Selain itu, lanjutnya, tambang fosfat juga akan menyebabkan banjir, karena wilayah baru karst atau wilayah tambang fosfat itu adalah wilayah resapan air.
“Banjir di Sumenep yang makin besar tahun ini akibat rusaknya wilayah resapan air di hulu sungai Kebunagung dan sepanjang pesisir sungai. Bayangkan jika terjadi penambangan fosfat, akan makin mengerikan,”paparnya.
Tidak hanya itu, tambang fosfat juga akan mengurangi kesuburan tanah. Karena fosfat merupakan salah satu unsur yang menyuburkan tanah.
“Dan ini akan merugikan para petani. Dampaknya tentu pada ketahanan pangan,”pungkasnya.
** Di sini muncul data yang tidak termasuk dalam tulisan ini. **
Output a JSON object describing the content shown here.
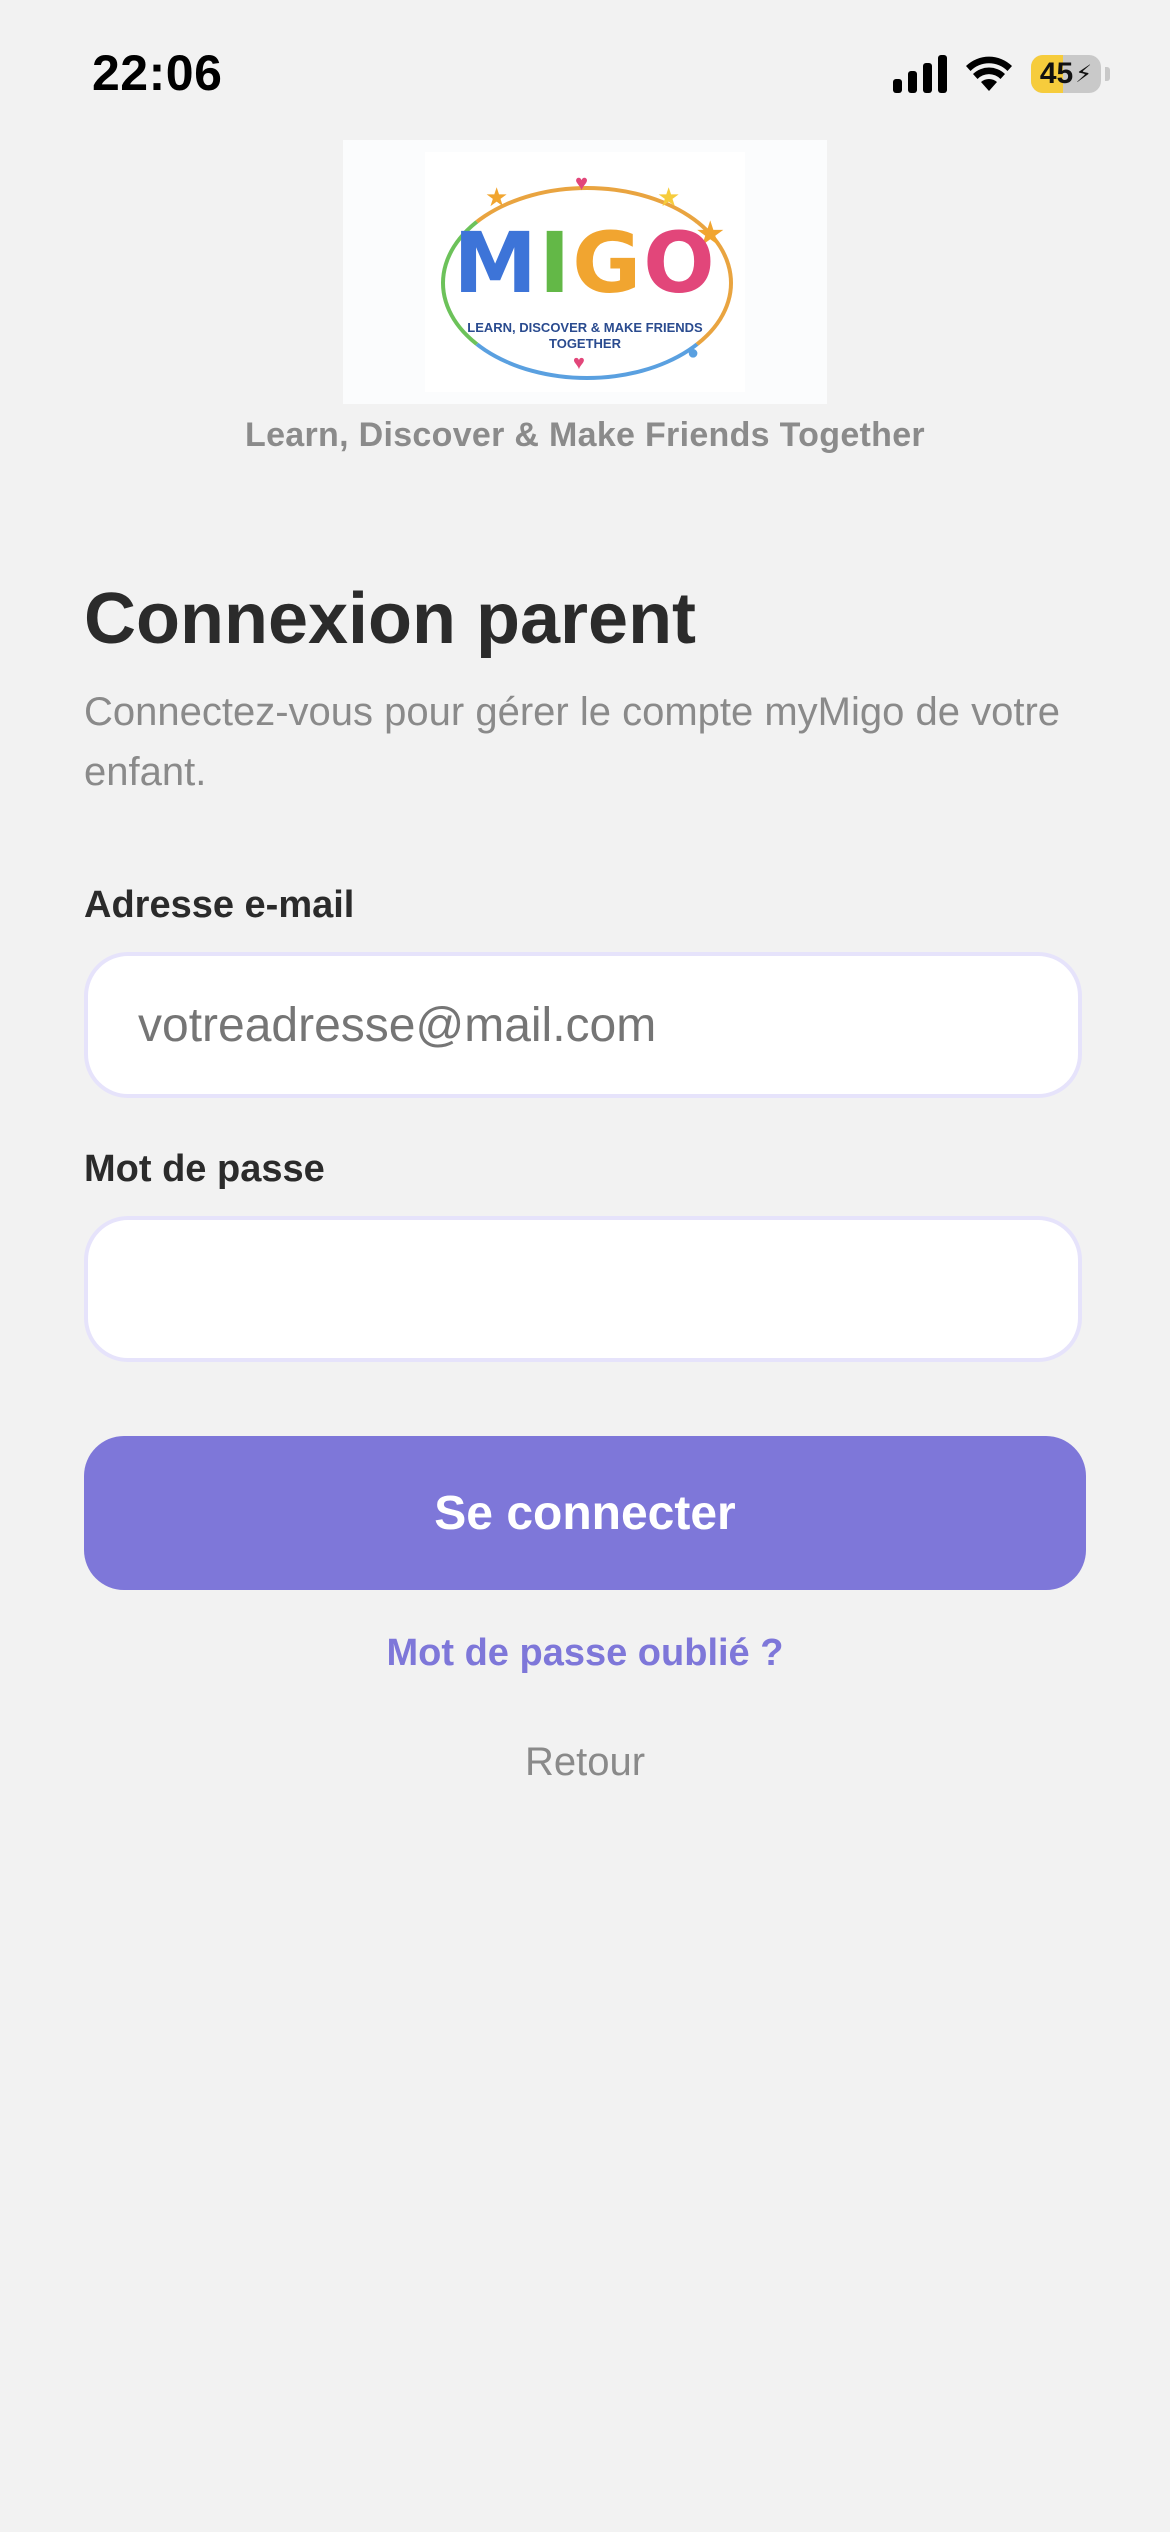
{
  "status_bar": {
    "time": "22:06",
    "battery_percent": "45",
    "battery_level": 0.45,
    "battery_charging_glyph": "⚡",
    "icons": [
      "cellular-signal-icon",
      "wifi-icon",
      "battery-icon"
    ]
  },
  "logo": {
    "letters": [
      "M",
      "I",
      "G",
      "O"
    ],
    "tagline_line1": "LEARN, DISCOVER & MAKE FRIENDS",
    "tagline_line2": "TOGETHER"
  },
  "subtitle": "Learn, Discover & Make Friends Together",
  "login": {
    "title": "Connexion parent",
    "description": "Connectez-vous pour gérer le compte myMigo de votre enfant.",
    "email_label": "Adresse e-mail",
    "email_placeholder": "votreadresse@mail.com",
    "email_value": "",
    "password_label": "Mot de passe",
    "password_value": "",
    "submit_label": "Se connecter",
    "forgot_label": "Mot de passe oublié ?",
    "back_label": "Retour"
  },
  "colors": {
    "background": "#f2f2f2",
    "accent": "#7e77d9",
    "input_border": "#e6e3fb",
    "battery_yellow": "#f6cc3c"
  }
}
Bappeda Bantah Revisi Perda RTRW Demi Kepentingan Fosfat
Kepala Bappeda Sumenep Yayak Nurwahyudi membantah revisi Perda RTRW demi kepentingan fosfat. Menurutnya, alasan pemerintah merevisi perda karena memang setiap lima tahun melakukan review. Dia juga mengatakan bahwa revisi itu bukan hanya fokus pada fosfat.
Yayak menyebutkan, revisi Perda RTRW juga demi masalah lahan pertanian, kota baru dan penambangan tanah yang tidak ada di RTRW.
“Jadi tidak ada sangkut pautnya untuk upaya golkan fosfat,” kata Yayak, Rabu (13/1/2021).
Yayak kemudian menyebutnya, Sumenep merupakan daerah yang kaya dengan fosfat. Dari 27 kecamatan, terdapat sekitar 15 Kecamatan memiliki kandungan fosfat. Semua daerah itu masuk dalam rancangan RTRW.